2. Proper Timing: The very purpose of preparation of report is controlling the unfavorable activities. Hence, the report should be submitted at the required time at any cost. If not so, there is no use of preparing such report. Moreover, the efforts used for preparing the report and time are also waste. In the case of routine report, the time schedule should be strictly adhered to. The absence of information at required time leads to taking wrong decision.
3. Accurate Information: The report contains only accurate information. If wrong information are included in the report, it may lead to take wrong decision. Hence, the supply of accurate information helps the managerial executives to understand the situation very clearly. At the same time, the presentation of accurate information in the report should not involve excessive cost of preparation and should not result in the delay in the presentation of report.
4. Relevant Information: Proper attention should be devoted to include only relevant information in the report. The inclusion of irrelevant information is waste one and increase the time in the report preparation. Moreover, the irrelevant information confuse the end user of the report.
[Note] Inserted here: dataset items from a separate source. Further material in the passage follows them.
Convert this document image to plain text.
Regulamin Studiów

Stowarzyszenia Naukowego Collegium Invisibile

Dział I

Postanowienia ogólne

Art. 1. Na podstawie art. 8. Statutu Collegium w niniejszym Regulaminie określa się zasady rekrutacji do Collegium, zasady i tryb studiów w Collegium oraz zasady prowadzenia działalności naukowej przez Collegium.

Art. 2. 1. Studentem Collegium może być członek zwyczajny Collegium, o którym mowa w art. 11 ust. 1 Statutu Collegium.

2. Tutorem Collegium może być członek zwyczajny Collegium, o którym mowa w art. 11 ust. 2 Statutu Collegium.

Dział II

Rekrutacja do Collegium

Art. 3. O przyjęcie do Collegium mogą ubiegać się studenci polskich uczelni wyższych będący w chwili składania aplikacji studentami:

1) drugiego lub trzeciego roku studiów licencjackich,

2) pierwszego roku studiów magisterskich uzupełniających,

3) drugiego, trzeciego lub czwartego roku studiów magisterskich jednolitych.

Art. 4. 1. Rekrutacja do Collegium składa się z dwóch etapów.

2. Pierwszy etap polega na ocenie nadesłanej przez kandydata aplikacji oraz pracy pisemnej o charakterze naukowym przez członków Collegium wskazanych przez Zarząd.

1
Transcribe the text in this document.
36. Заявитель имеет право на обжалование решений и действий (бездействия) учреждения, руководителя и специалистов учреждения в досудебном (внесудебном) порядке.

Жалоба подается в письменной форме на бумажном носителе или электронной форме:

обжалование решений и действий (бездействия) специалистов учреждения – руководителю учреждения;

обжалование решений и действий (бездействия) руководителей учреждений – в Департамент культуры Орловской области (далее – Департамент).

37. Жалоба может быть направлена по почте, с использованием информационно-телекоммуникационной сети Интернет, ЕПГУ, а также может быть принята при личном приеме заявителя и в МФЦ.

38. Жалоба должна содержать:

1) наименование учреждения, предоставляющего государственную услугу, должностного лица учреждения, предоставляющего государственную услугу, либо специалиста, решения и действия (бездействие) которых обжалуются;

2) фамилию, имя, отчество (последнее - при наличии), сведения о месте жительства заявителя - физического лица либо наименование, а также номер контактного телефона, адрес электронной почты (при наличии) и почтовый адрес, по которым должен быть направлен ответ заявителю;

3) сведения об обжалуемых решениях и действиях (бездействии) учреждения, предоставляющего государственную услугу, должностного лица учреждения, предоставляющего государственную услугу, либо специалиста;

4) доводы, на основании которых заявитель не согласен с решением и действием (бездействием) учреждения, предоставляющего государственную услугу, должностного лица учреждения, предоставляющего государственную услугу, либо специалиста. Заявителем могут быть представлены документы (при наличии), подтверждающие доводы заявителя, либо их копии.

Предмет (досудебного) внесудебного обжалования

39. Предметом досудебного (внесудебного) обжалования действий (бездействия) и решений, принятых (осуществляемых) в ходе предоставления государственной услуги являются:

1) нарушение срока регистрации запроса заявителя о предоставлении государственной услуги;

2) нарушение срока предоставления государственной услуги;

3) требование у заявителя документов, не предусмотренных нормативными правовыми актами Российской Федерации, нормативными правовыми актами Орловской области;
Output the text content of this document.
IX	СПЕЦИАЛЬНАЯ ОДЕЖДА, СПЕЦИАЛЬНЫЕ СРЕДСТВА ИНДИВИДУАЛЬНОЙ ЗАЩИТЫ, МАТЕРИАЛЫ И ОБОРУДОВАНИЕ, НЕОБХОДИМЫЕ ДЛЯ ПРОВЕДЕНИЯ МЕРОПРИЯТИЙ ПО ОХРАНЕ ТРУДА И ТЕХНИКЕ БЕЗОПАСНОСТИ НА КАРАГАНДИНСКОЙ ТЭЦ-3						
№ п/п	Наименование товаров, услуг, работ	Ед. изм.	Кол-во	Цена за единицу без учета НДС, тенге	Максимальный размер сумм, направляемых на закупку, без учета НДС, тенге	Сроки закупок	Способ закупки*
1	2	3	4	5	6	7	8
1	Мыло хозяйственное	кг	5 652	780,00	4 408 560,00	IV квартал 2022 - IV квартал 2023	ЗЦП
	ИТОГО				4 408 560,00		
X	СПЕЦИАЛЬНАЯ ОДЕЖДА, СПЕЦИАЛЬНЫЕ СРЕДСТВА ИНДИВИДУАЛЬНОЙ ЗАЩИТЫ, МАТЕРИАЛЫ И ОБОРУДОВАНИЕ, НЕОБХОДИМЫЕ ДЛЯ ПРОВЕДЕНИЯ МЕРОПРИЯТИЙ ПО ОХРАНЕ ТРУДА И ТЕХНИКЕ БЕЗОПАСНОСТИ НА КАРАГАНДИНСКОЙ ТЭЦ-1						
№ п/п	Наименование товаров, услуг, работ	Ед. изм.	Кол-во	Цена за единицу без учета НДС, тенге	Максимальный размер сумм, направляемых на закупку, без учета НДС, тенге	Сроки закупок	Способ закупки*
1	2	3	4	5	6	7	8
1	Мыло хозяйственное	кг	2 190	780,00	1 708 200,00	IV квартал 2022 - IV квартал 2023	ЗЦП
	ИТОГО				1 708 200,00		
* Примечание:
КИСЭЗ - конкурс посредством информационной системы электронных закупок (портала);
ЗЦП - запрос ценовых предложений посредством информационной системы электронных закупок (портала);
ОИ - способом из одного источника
5. Basis of Comparison: The information bestowed by reports will be helpful when it carries provision to compare with past figures, standards set or objectives. The trend of the variation can be find out only through the comparison. Corrective action can be taken with the help of comparative information.
6. Reports should be Clear and Simple: The very purpose of preparing a report is helping the management in planning, coordinating and controlling. Hence, the report should be presented in very simple terms and can be clearly understood by anybody. If not so, there is no meaning of preparing a report. The method of presenting a report is in such a way that attracts the eye of the readers and enables them to arrived at a conclusion. The arrangement of information in a report is in brief, complete, clear and simple.
7. Cost: The management incur some expenses with regard to report preparation. Such expenses should be commensurate with the benefits derived from the report preparation. If possible, more benefits may be available than the expenses incurred. In this way, reporting system can be installed. In other words, there should be an endeavor to make the system as economical as possible.
8. Evaluation of Responsibility: The reporting system has been installed in such a way to evaluate the managerial responsibility. The standards or targets are fixed for each functional department. The record of actual performance is monitored along with the standards so as to enable management to assess the performance of different individuals.